Golf- Introduction

  

If you want to continue improving your game you have to be prepared to put in the effort needed to deliver success.

Can you remember when you’ve played some great games in the past, you might recall how you could do no wrong, and everything you were hitting went exactly where you planned...it couldn’t have got any better. But equally ever since then, you haven’t repeated those great games consistently…sound familiar?

Jack Nickalaus once said – “Golf is 80% mental, 10% ablility, 10% luck”…sound familiar?

Nowadays, its more common to teach the physical aspects of the game, with very little attention to the mental side of the game. Ask most golfers and they haven’t even thought about the mental side or even doing anything about it. Yet it has been proven through research and evidence that working on the mental side of the game can help improve focus, concentration, consistency, and remove external/internal distractions and limiting beliefs.
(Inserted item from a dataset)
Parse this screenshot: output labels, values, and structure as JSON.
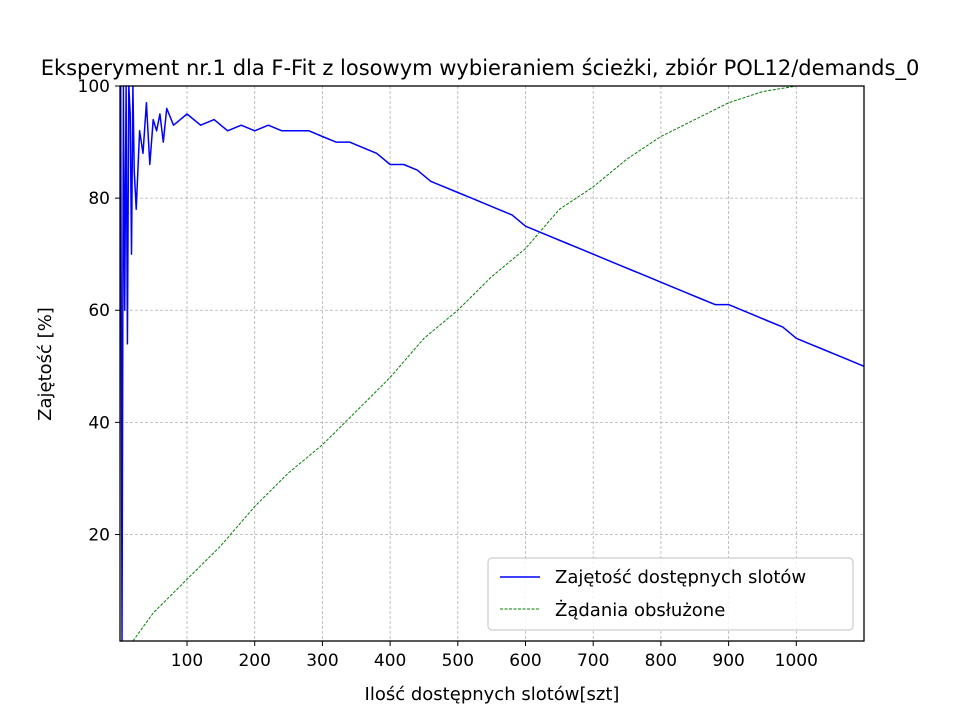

So why is golf such a mentally challenging game?

1.    Unlike many sports that are played under timed conditions, golf is an un-timed game.
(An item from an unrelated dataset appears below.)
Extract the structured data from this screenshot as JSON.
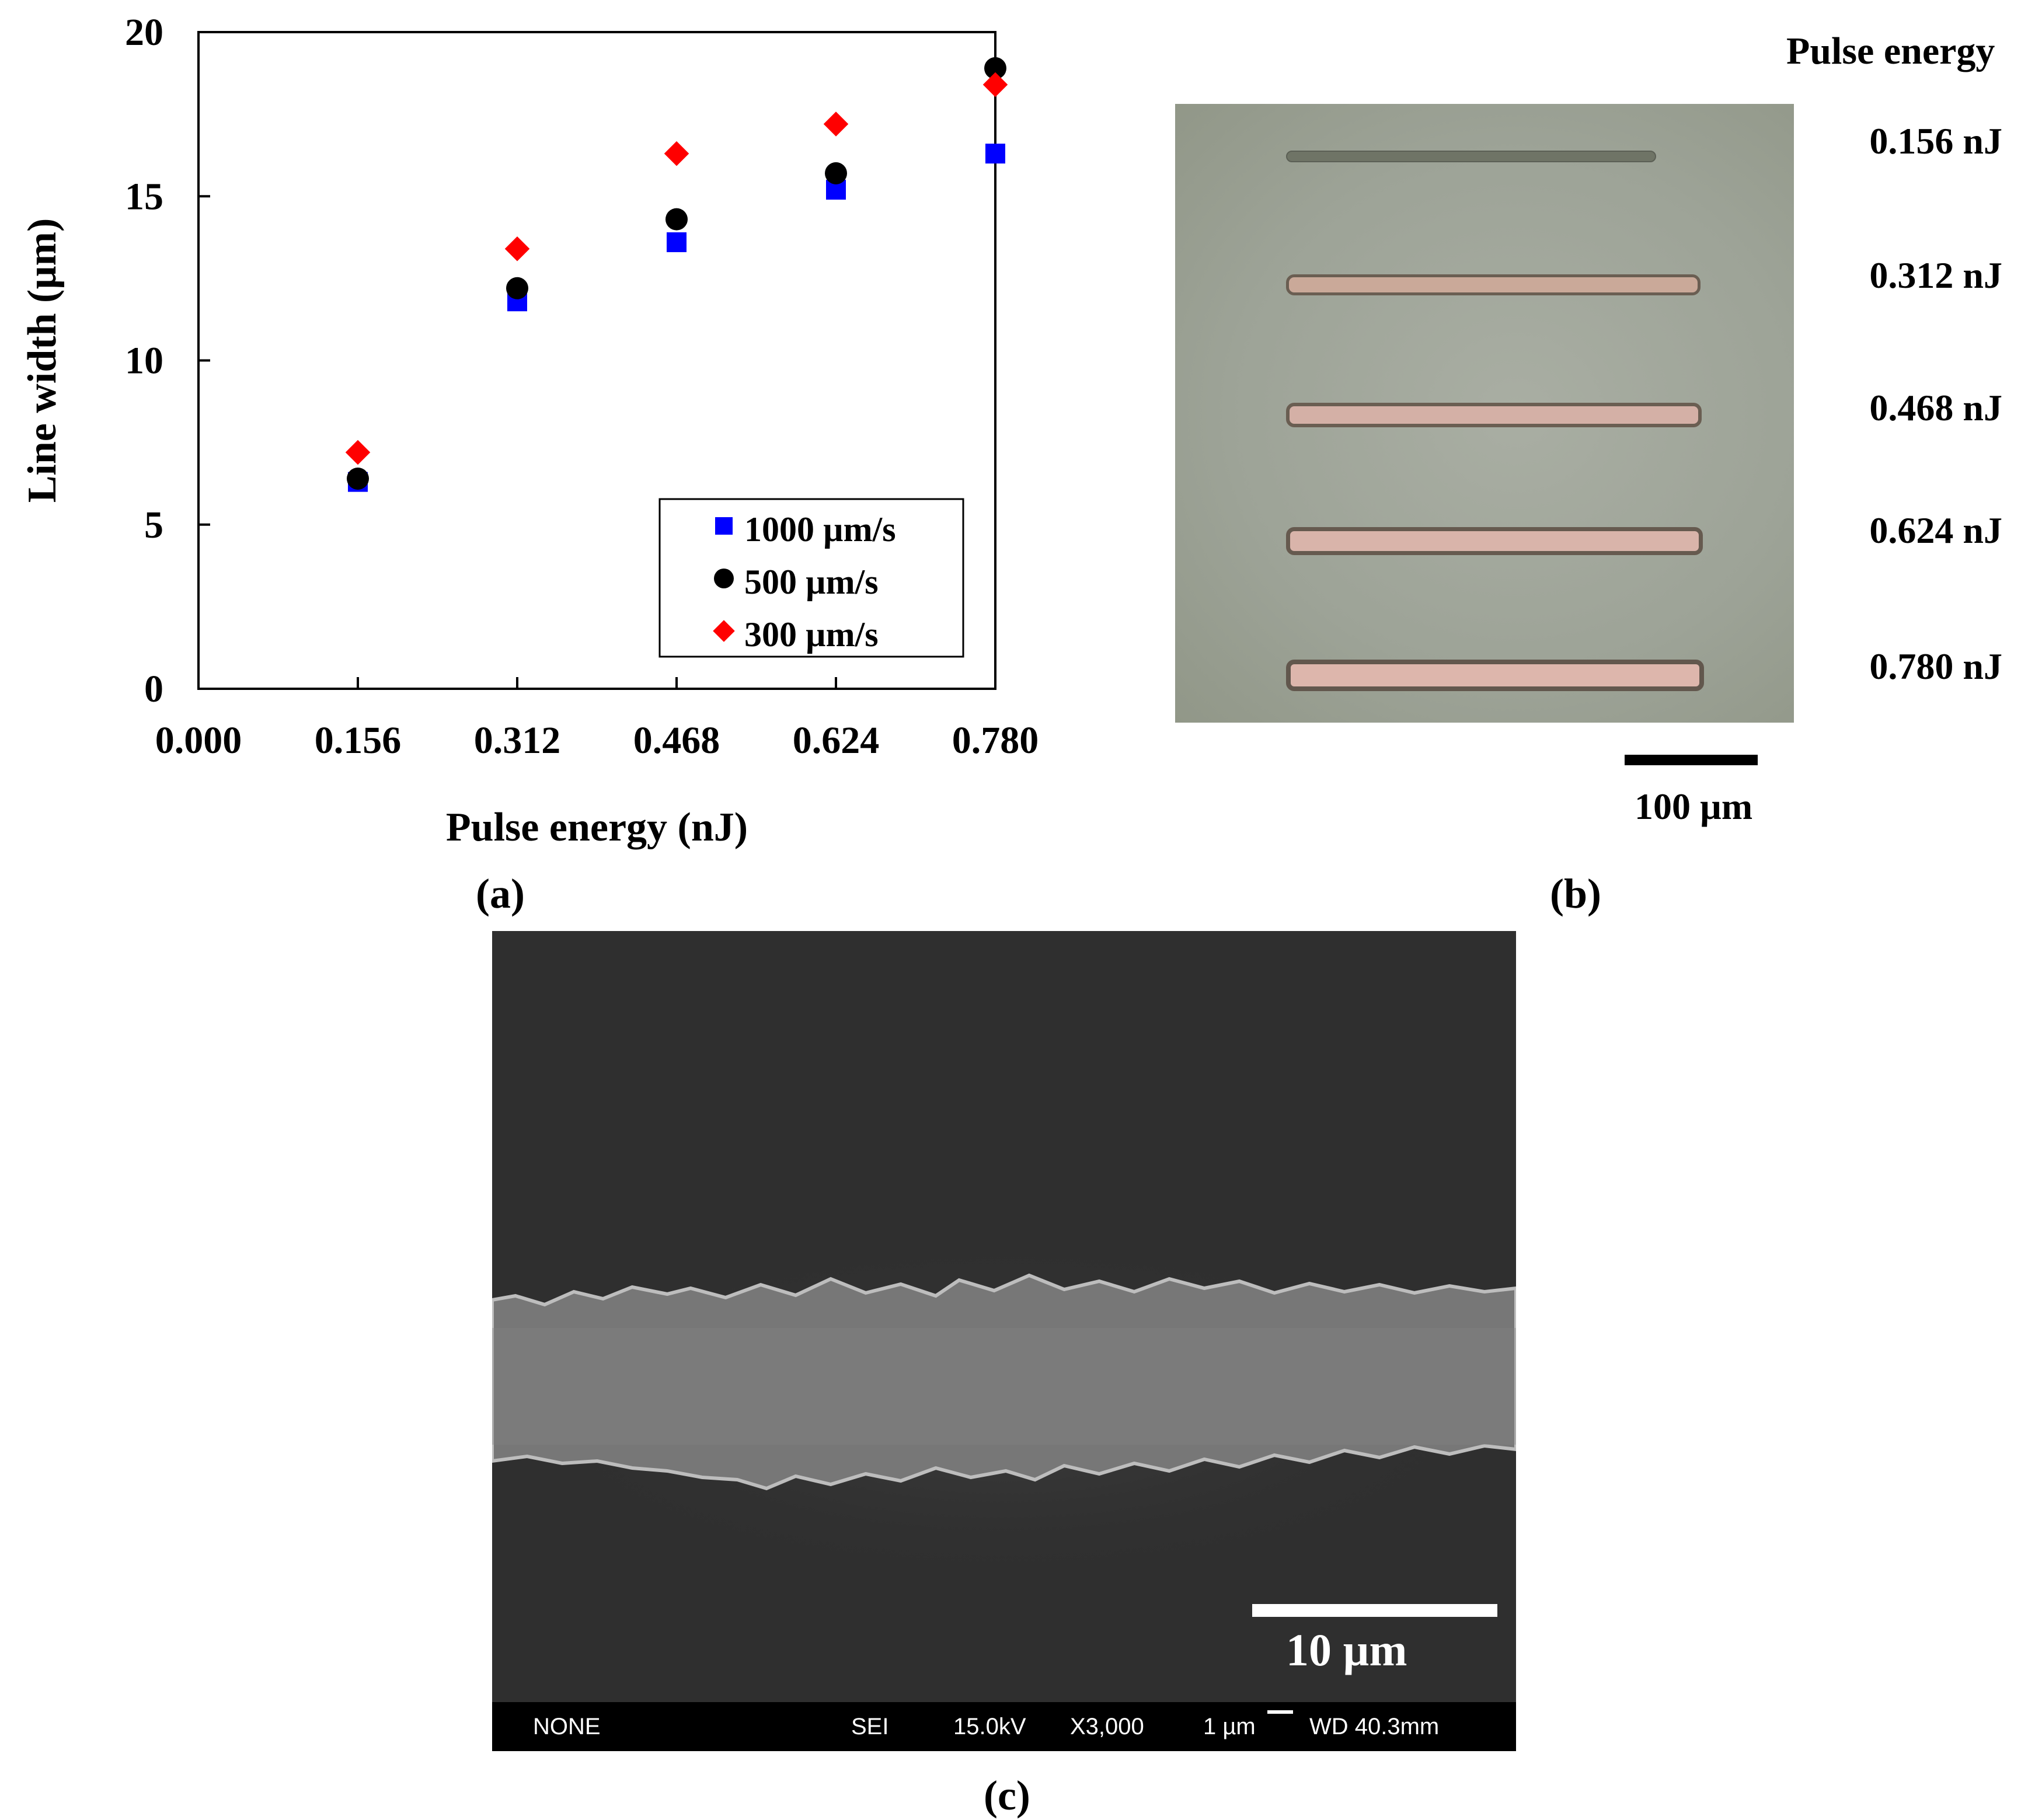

2.  You have sole responsibility for your own actions on the course, and can’t blame anyone else or anything.

3.    You spend more time thinking of playing rather than playing, so it’s easy to lose your concentration, start dwelling on your mistakes, worrying about your next shot, your score card, the other players, the leader board, what you’re doing after the game etc. On a round lasting about 4 hrs, you could be spending around 95-98% of your time just thinking and walking.